Stay pos, and enjoy Sunday for what it is to you – a day of rest, worship, errands, or chilling. Some will be working. I’ll do my usual, head to the coffee shop and write, then back to the house for chores. Here’s the music. Cheers

Braggafloofcious

Braggafloofcious (floofinition) – Being boastful about a floof.

In use: “Michael was very braggafloofcious, always telling floof tales about the orange boiz and their many presents, and how high they could jump.”

Saturday’s Theme Music

A whitewashed sky met the sun as it hopped the horizon at 7:05 this morning. 36 F now, the weather goons says to us, they say it’s gonna be 49 F before the sun’s sojourn over Ashlandia ends on this Saturday, Feb. 18, 2023.

I’ve found that feeding Papi the ginger wunderfloof at 5:30 slows his roll. Yes, that’s AM. I can do it in my sleep. He gets so happy about having a little tin of something opened and spooned out. Amazing that he only nibbles five bites before declaring that it was enough and heads to the kibble. He enjoys the pomp and ceremony of wet food twice a day but he’s a kibbler at heart. Tucker eats it all. The wet food is attacked with low purrs and gusto. Very sweet and funny to watch. Specially at 5:30 AM. He reasons, if the other boy is getting some, he’s getting some, too. Then it’s back to the bed beside me for Tucker, wearing a cat food fragrance, washing himself with such rigor that the bed shakes me awake, and I think, earthquake. Naw, just a floofquake.

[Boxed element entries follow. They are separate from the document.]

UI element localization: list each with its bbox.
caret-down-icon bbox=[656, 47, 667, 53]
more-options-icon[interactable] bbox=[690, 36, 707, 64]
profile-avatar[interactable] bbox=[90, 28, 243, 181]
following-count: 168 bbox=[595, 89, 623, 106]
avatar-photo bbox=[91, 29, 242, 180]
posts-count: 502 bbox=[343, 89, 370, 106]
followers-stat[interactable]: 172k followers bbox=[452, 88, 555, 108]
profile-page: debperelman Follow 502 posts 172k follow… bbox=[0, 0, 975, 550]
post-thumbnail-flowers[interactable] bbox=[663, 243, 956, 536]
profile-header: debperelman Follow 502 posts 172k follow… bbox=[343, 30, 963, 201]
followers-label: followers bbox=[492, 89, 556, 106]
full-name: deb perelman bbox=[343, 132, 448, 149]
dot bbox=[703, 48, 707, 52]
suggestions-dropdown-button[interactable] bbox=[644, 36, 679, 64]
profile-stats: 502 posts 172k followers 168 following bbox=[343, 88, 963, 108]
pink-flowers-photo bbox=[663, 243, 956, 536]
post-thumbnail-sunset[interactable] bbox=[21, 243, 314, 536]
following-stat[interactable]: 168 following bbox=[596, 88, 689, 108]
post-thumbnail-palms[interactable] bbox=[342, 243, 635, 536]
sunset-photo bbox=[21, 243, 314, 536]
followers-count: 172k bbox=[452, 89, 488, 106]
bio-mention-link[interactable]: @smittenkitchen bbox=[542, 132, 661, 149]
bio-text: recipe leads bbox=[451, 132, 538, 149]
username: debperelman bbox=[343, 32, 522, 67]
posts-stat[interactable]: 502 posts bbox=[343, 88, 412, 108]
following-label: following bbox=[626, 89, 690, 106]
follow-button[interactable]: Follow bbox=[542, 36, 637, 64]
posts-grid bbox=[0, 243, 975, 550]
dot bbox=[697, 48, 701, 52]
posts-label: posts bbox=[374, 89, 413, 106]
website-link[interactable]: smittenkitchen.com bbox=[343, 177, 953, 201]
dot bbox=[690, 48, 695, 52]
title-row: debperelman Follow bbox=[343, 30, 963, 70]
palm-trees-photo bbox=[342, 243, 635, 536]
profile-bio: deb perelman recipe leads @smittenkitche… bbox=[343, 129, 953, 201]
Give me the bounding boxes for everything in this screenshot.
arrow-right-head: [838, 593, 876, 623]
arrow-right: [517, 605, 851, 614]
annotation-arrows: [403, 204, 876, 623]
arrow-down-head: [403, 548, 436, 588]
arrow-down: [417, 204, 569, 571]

The Neurons are singing “(Absolutely) Story of A Girl” by Nine Days (2000). All started with a cat. Whole story begins back in the eighties and my main floof of the period, Rocky, sole survivor of his litter and a hoarding situation. He and I became acquainted in Germany when he fit in my palm and his eyes weren’t open. His mom wanted nothing to do with him but he was a true sweetfloof, total playhead. When “(Absolutely) Story of A Girl” was on the air as part of the rotations, I naturally sang “This is the story of a cat” to hijm. I mean, who wouldn’t, right? Decades later, the song was revived for Papi this morning. “This is the story of a cat, who woke me up to go out and come back.” Time after time, as Lauper would say.

Stay pos, catch the light and tame the day. I’ll get right on that as soon as my brain has more coffee. Here’s the tune. Know it? Cheers

Upfloofing

Upfloofing (floofinition) 1. Increasing the number of animals in a household.

In use: “She’d gone to the shelter to bring home a kitten to keep her dog company after his feline friend passed away, and ended up upfloofing with a bonded set of two kittens and puppy. All seemed joyous to be in one another’s company when they were introduced.”

2. Making changes to a building or furniture to accommodate animal(s).

In use: “Upfloofing the house was done by adding a flooftio on the back where the household pets could safely relax in their own little enclosed area and still enjoy being outside.”